The Spanish bank launched a best-in-class easy access savings account last autumn with a bumper 5.20 percent savings rate.

But this week Santander has texted customers with a warning that it is slashing the rate on Easy Access Saver Limited Edition accounts from 5.20 percent to 4.20 percent AER.

The text said: “The interest rate on your Easy Access Saver Limited (Edition 3) will reduce from 5.20 percent AER/gross (variable) to 4.20 percent AER/gross (variable) on 20 May 2024.”

It comes after the bank wrote to customers earlier this year to set out that it would make the change in May.

It’s able to do so because the account is a variable rate account, so always subject to change.

The slashed rate means that customers maxing out the account’s value will lose £200 in interest that they would have otherwise gained over the course of a year.

The Personal Savings Allowance means those who are basic rate taxpayers can earn £1,000 in savings interest before paying income tax on it in a given financial year.

If you had £20,000 in a Santander savings account, this would give you £1,000 in interest over the year, maxing out your savings earnings without paying tax, and many customers will have been doing just that.

But with a 1 percent cut to the rate, you will now only earn £800 on the same amount, a £200 loss.
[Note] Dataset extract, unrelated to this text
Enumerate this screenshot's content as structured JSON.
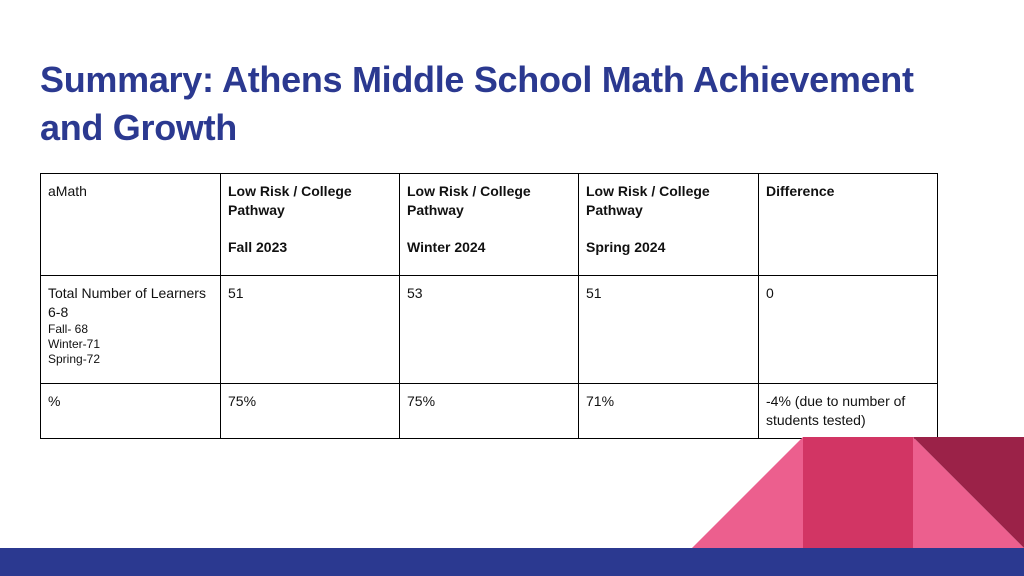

Money guru Martin Lewis says customers can get a better rate – so if you find one, simply ‘move your money elsewhere’.

He said via his Money Saving Expert website: “For most of the past few months it’s been higher than any other easy-access account rate – and the big advantage of choosing variable easy-access accounts like this is that, if they do let you down and ditch the very high rate, you can ditch them just as quickly and switch elsewhere.

“And even though the new rate is far from awful, it’s beatable, so why not move your money elsewhere.”